Monday, we wrote a piece about a man who had experienced a stroke on the job which was misdiagnosed by a company nurse. He applied for workers’ compensation benefits, but they were denied. Instead of appealing, he sued his employer based on the damages from the company nurse’s misdiagnosis of his condition.

The point of the article was that the company may have been better off not contesting his workers’ comp benefits, as the tort liabilities may be much greater.

After it was published, a friend emailed me to suggest that the company might have had no say in the initial contestation of the claim for benefits. He rightly suggested that an insurance company may have been the one to deny the claim and ultimately be victorious at the Industrial Commission hearing.
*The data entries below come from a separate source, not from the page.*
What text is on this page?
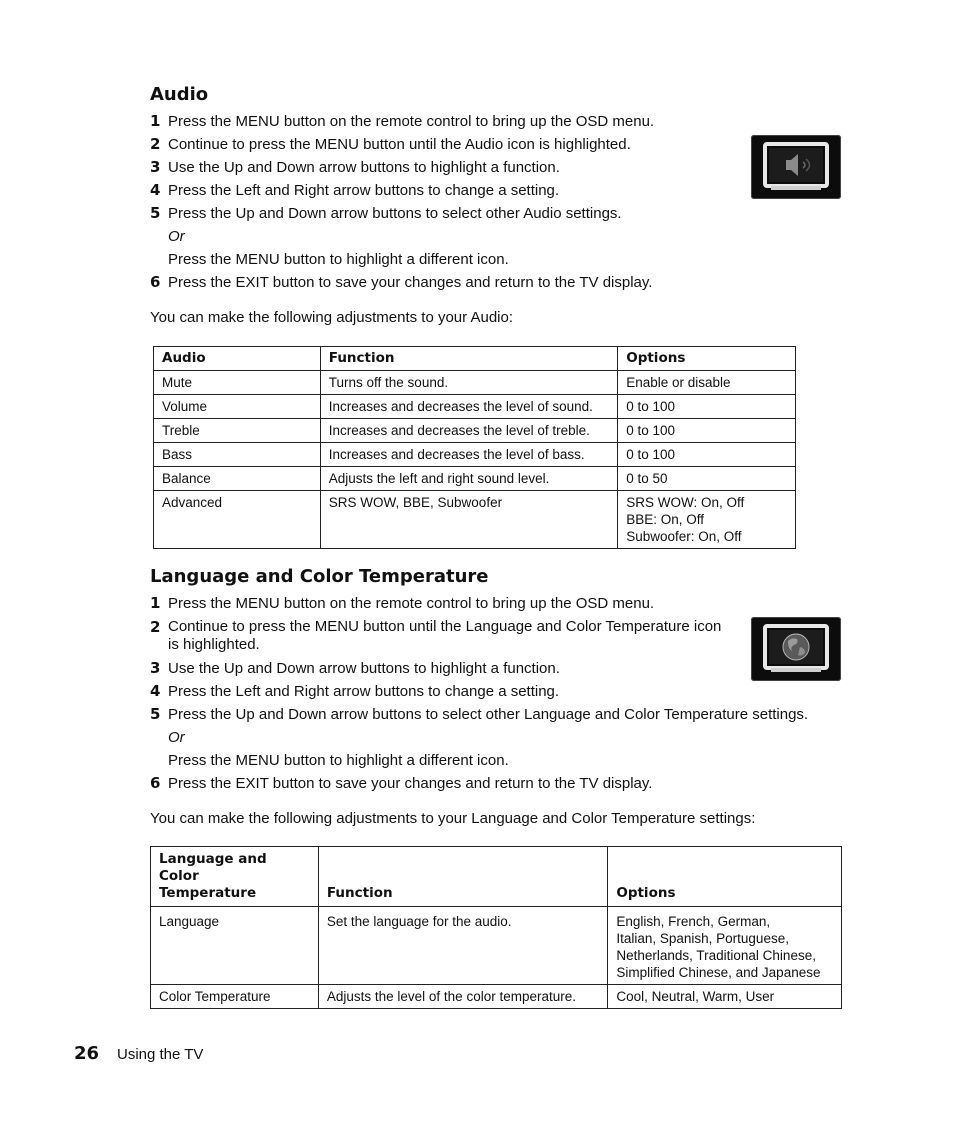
Audio
1 Press the MENU button on the remote control to bring up the OSD menu.
2 Continue to press the MENU button until the Audio icon is highlighted.
3 Use the Up and Down arrow buttons to highlight a function.
4 Press the Left and Right arrow buttons to change a setting.
5 Press the Up and Down arrow buttons to select other Audio settings.
Or
Press the MENU button to highlight a different icon.
6 Press the EXIT button to save your changes and return to the TV display.

You can make the following adjustments to your Audio:

Audio	Function	Options
Mute	Turns off the sound.	Enable or disable
Volume	Increases and decreases the level of sound.	0 to 100
Treble	Increases and decreases the level of treble.	0 to 100
Bass	Increases and decreases the level of bass.	0 to 100
Balance	Adjusts the left and right sound level.	0 to 50
Advanced	SRS WOW, BBE, Subwoofer	SRS WOW: On, Off
BBE: On, Off
Subwoofer: On, Off
Language and Color Temperature
1 Press the MENU button on the remote control to bring up the OSD menu.
2 Continue to press the MENU button until the Language and Color Temperature icon
is highlighted.
3 Use the Up and Down arrow buttons to highlight a function.
4 Press the Left and Right arrow buttons to change a setting.
5 Press the Up and Down arrow buttons to select other Language and Color Temperature settings.
Or
Press the MENU button to highlight a different icon.
6 Press the EXIT button to save your changes and return to the TV display.

You can make the following adjustments to your Language and Color Temperature settings:

Language and Color
Temperature	Function	Options
Language	Set the language for the audio.	English, French, German,
Italian, Spanish, Portuguese,
Netherlands, Traditional Chinese,
Simplified Chinese, and Japanese

Color Temperature	Adjusts the level of the color temperature.	Cool, Neutral, Warm, User
26 Using the TV
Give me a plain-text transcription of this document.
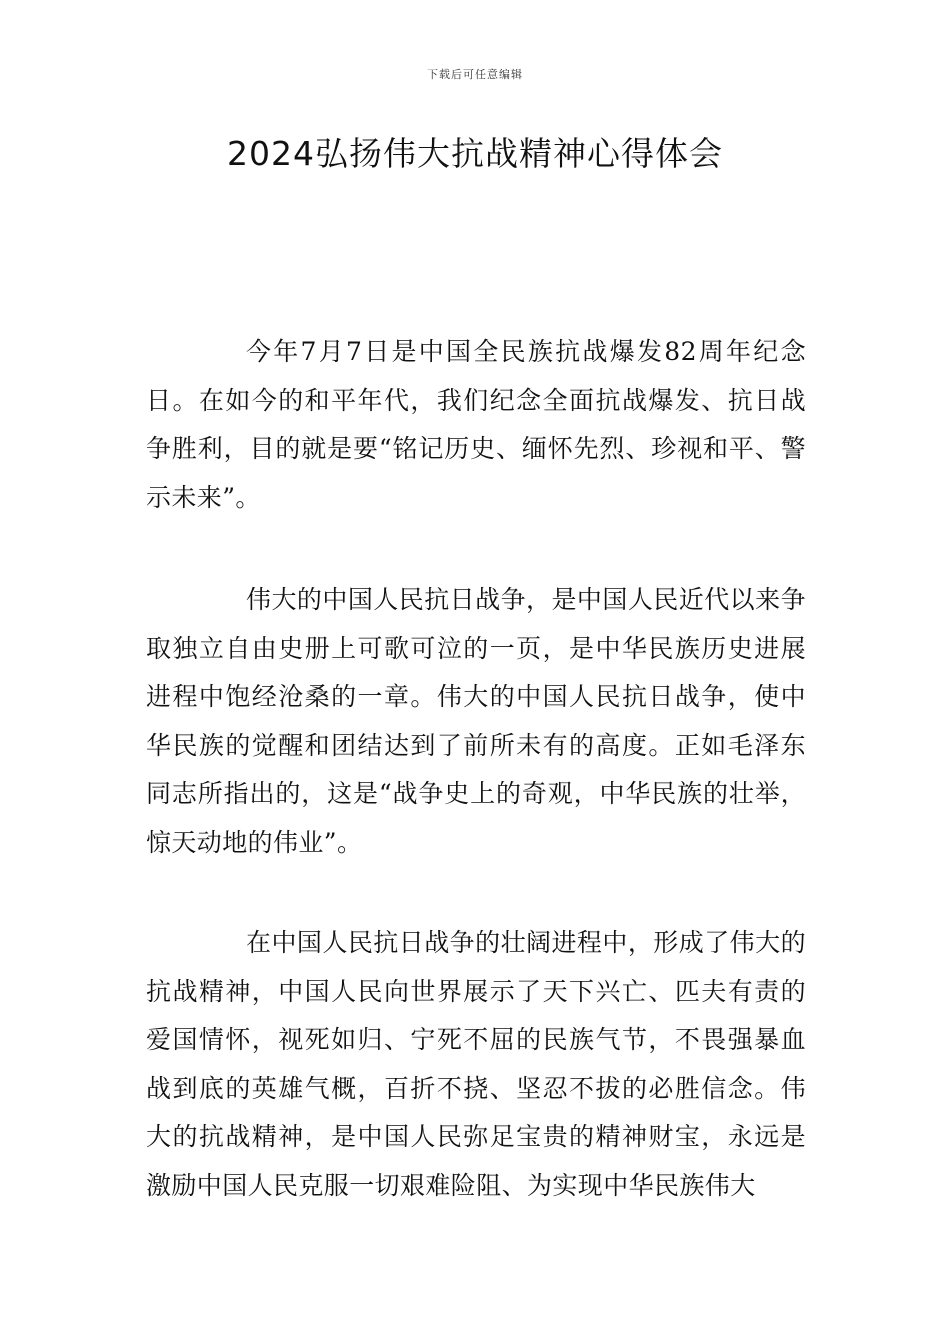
下载后可任意编辑
2024弘扬伟大抗战精神心得体会

今年7月7日是中国全民族抗战爆发82周年纪念日。在如今的和平年代，我们纪念全面抗战爆发、抗日战争胜利，目的就是要“铭记历史、缅怀先烈、珍视和平、警示未来”。

伟大的中国人民抗日战争，是中国人民近代以来争取独立自由史册上可歌可泣的一页，是中华民族历史进展进程中饱经沧桑的一章。伟大的中国人民抗日战争，使中华民族的觉醒和团结达到了前所未有的高度。正如毛泽东同志所指出的，这是“战争史上的奇观，中华民族的壮举，惊天动地的伟业”。

在中国人民抗日战争的壮阔进程中，形成了伟大的抗战精神，中国人民向世界展示了天下兴亡、匹夫有责的爱国情怀，视死如归、宁死不屈的民族气节，不畏强暴血战到底的英雄气概，百折不挠、坚忍不拔的必胜信念。伟大的抗战精神，是中国人民弥足宝贵的精神财宝，永远是激励中国人民克服一切艰难险阻、为实现中华民族伟大
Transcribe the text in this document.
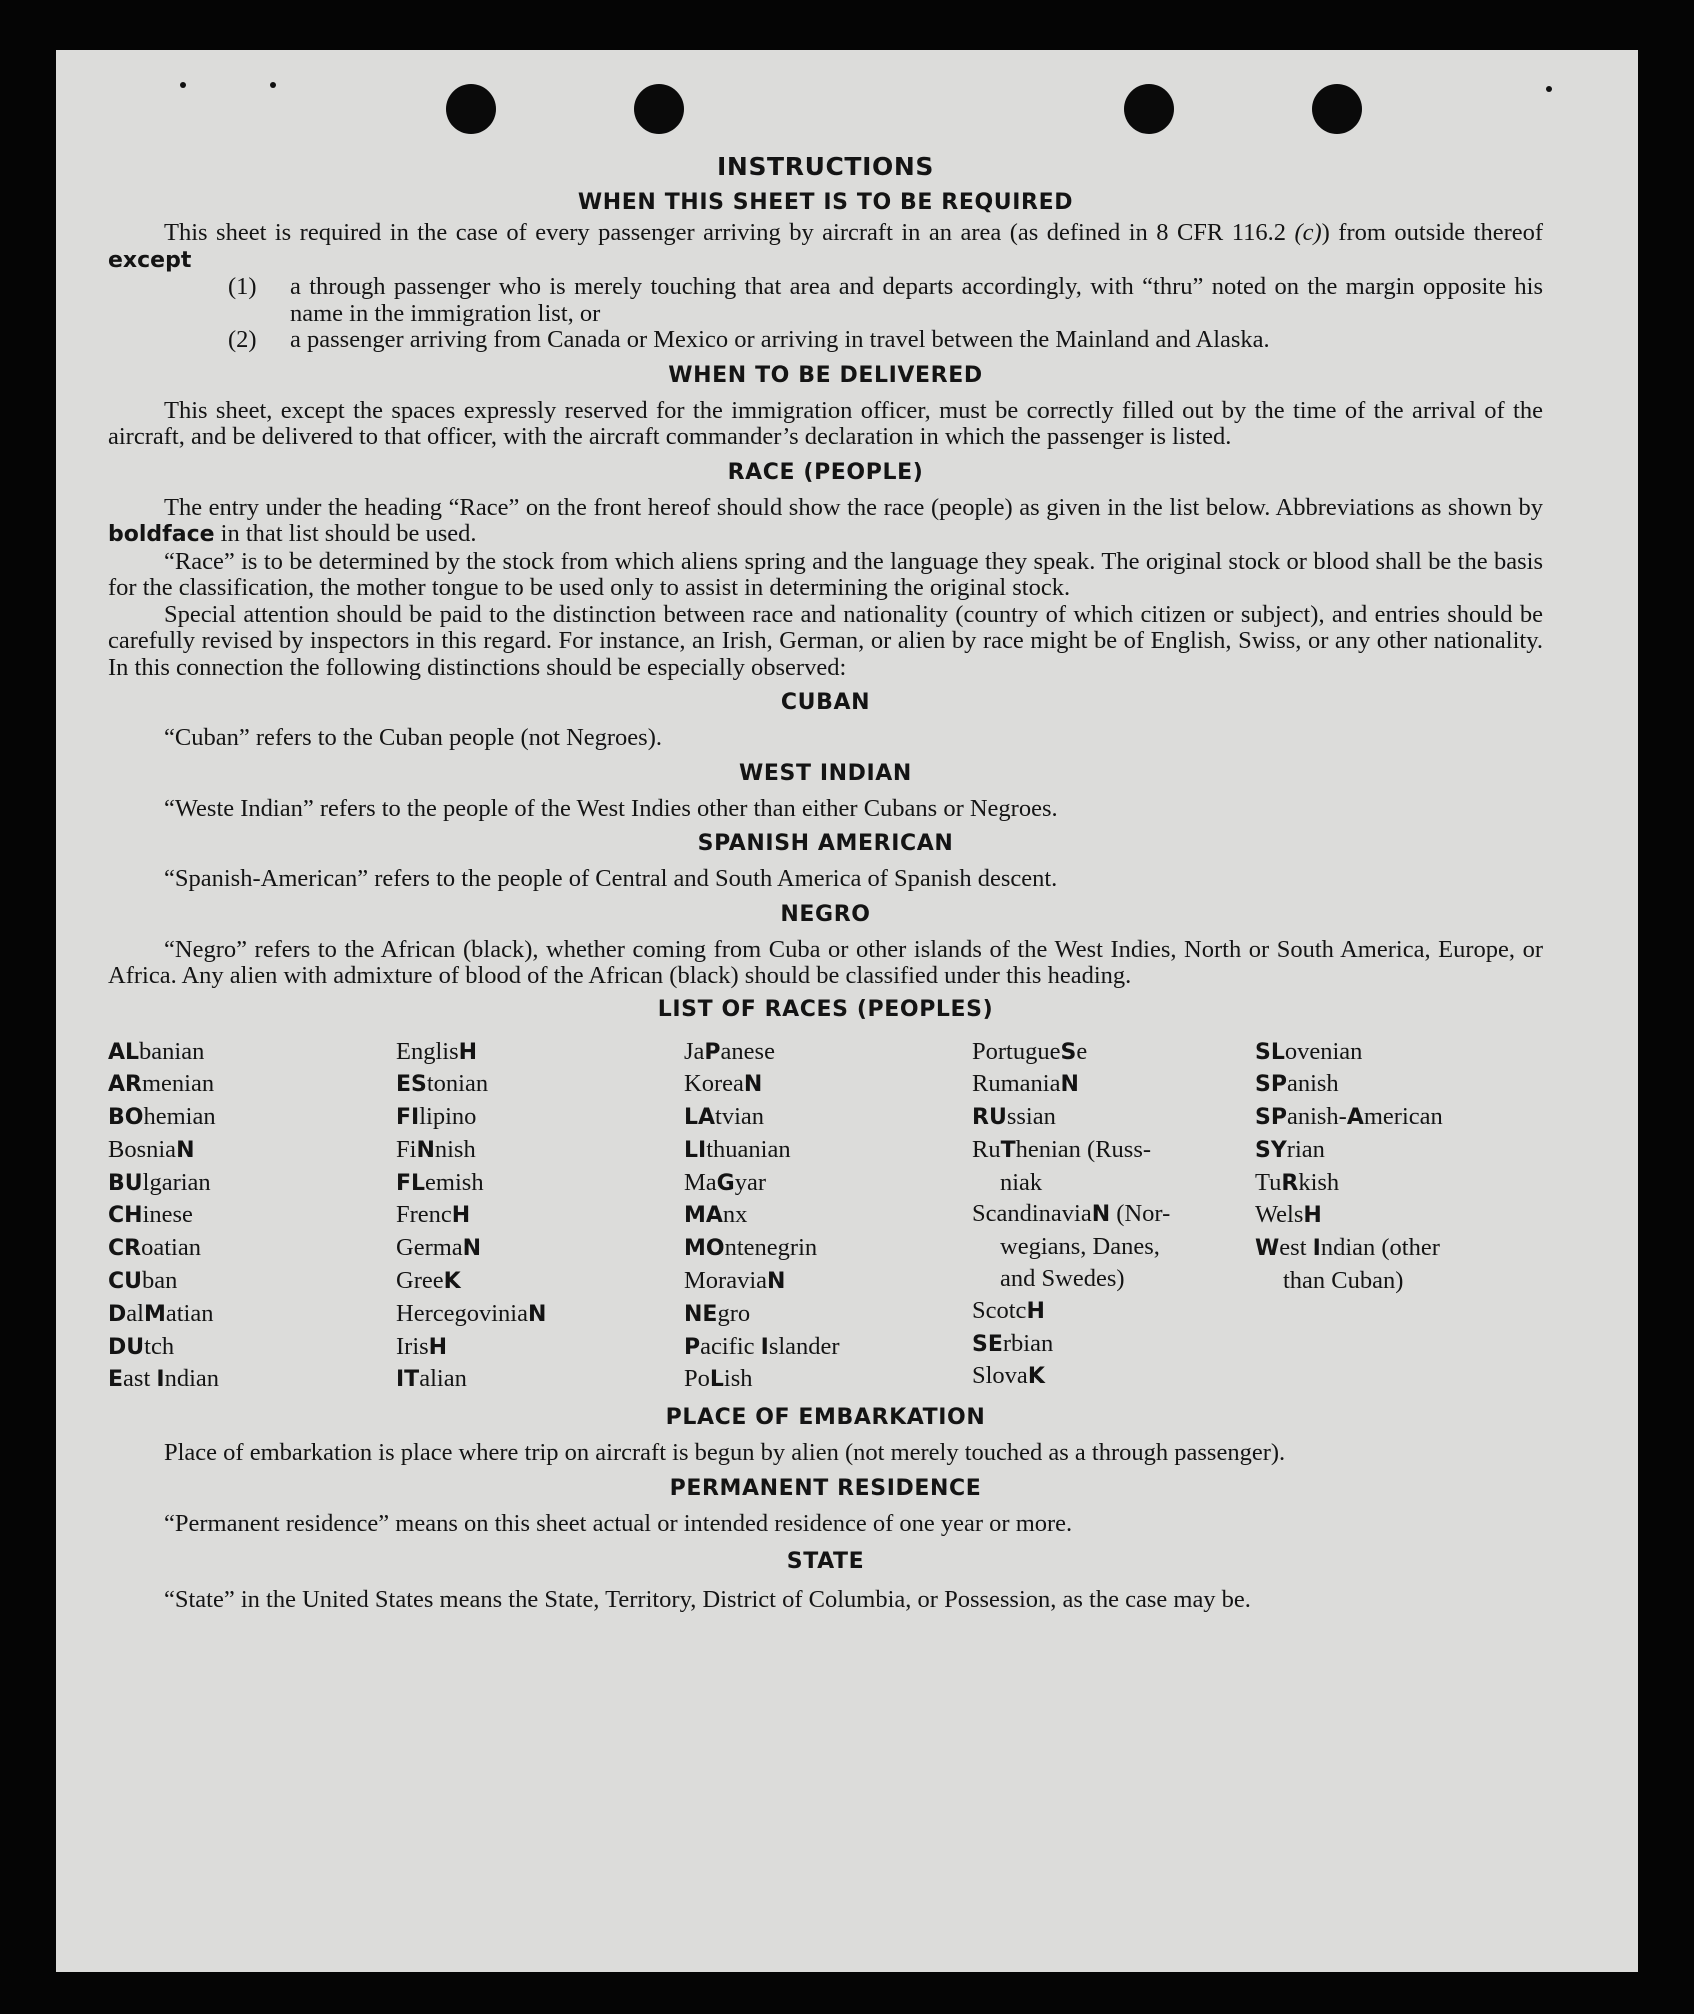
INSTRUCTIONS
WHEN THIS SHEET IS TO BE REQUIRED

This sheet is required in the case of every passenger arriving by aircraft in an area (as defined in 8 CFR 116.2 (c)) from outside thereof except

(1)	a through passenger who is merely touching that area and departs accordingly, with “thru” noted on the margin opposite his name in the immigration list, or
(2)	a passenger arriving from Canada or Mexico or arriving in travel between the Mainland and Alaska.
WHEN TO BE DELIVERED

This sheet, except the spaces expressly reserved for the immigration officer, must be correctly filled out by the time of the arrival of the aircraft, and be delivered to that officer, with the aircraft commander’s declaration in which the passenger is listed.

RACE (PEOPLE)

The entry under the heading “Race” on the front hereof should show the race (people) as given in the list below. Abbreviations as shown by boldface in that list should be used.

“Race” is to be determined by the stock from which aliens spring and the language they speak. The original stock or blood shall be the basis for the classification, the mother tongue to be used only to assist in determining the original stock.

Special attention should be paid to the distinction between race and nationality (country of which citizen or subject), and entries should be carefully revised by inspectors in this regard. For instance, an Irish, German, or alien by race might be of English, Swiss, or any other nationality. In this connection the following distinctions should be especially observed:

CUBAN

“Cuban” refers to the Cuban people (not Negroes).

WEST INDIAN

“Weste Indian” refers to the people of the West Indies other than either Cubans or Negroes.

SPANISH AMERICAN

“Spanish-American” refers to the people of Central and South America of Spanish descent.

NEGRO

“Negro” refers to the African (black), whether coming from Cuba or other islands of the West Indies, North or South America, Europe, or Africa. Any alien with admixture of blood of the African (black) should be classified under this heading.

LIST OF RACES (PEOPLES)
ALbanian
ARmenian
BOhemian
BosniaN
BUlgarian
CHinese
CRoatian
CUban
DalMatian
DUtch
East Indian
EnglisH
EStonian
FIlipino
FiNnish
FLemish
FrencH
GermaN
GreeK
HercegoviniaN
IrisH
ITalian
JaPanese
KoreaN
LAtvian
LIthuanian
MaGyar
MAnx
MOntenegrin
MoraviaN
NEgro
Pacific Islander
PoLish
PortugueSe
RumaniaN
RUssian
RuThenian (Russ-
niak
ScandinaviaN (Nor-
wegians, Danes,
and Swedes)
ScotcH
SErbian
SlovaK
SLovenian
SPanish
SPanish-American
SYrian
TuRkish
WelsH
West Indian (other
than Cuban)
PLACE OF EMBARKATION

Place of embarkation is place where trip on aircraft is begun by alien (not merely touched as a through passenger).

PERMANENT RESIDENCE

“Permanent residence” means on this sheet actual or intended residence of one year or more.

STATE

“State” in the United States means the State, Territory, District of Columbia, or Possession, as the case may be.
I had considered that scenario but made an assumption (perhaps broad and potentially uninformed) that if the company was large enough to provide medical services onsite, it would likely be a high deductible or self-insured employer.

But what if it was, in fact, a first dollar insured? Did the actions of the insurance company align with the needs of the employer?

Perhaps not, but it does not always need to do so. An insurance company – specifically a workers’ compensation insurer – agrees to cover the risk of work-related injuries and illnesses within the scope of the laws that govern the state. If a worker’s specific situation does not meet the threshold for compensability, then a carrier should not be expected to assume the risk.  And this could mean trouble for the employer; or other insurance companies that have provided policies for different lines of risk.

The problem with this scenario, however, is that some employers do not understand the potential hazards involved, and quite often support efforts of their carrier to deny otherwise legitimate claims. Whether they think the employee is “faking it,” or resent the fact that unsafe or careless behaviors led to an accident, they will work with and feed data to their carrier that supports the effort to deny specific claims. They do so without any thought whatsoever that successfully thwarting medical and indemnity benefits may not relieve them of potential liability for an injury or illness that occurred at the workplace.

As our Monday story bears out, quite the opposite may be true.

Employers would be best to recognize that workers’ compensation can provide significant protections in the event of workplace incidents, and that their best course of action would be to support those legitimately injured workers in their charge. The interests of their workers’ comp carrier are aligned so long as the insurance company is honoring its commitment to serve and care for those injured on the job, and they are not expected to absorb costs for conditions created outside the parameters of the insurance policy. If the carrier is not honoring its portion of the deal, and actively works to deny benefits to your workers who deserve them, you should speak up. You need to make noise.

In fact, you should get a different insurance company. They are putting you (and other insurers) at an unnecessary risk.

The fact is that your interests may not always be in line with those of your workers’ comp insurance company. They don’t have to be in constant lockstep. They do, however, have to meet their legal and financial obligations to both you and your injured workers. A failure to do so puts your interests in jeopardy. As we wrote Monday, you should not fight the wearing of a skirt that you intend to hide behind. The same notion still applies, but in this scenario, you should not easily let someone else take that skirt away.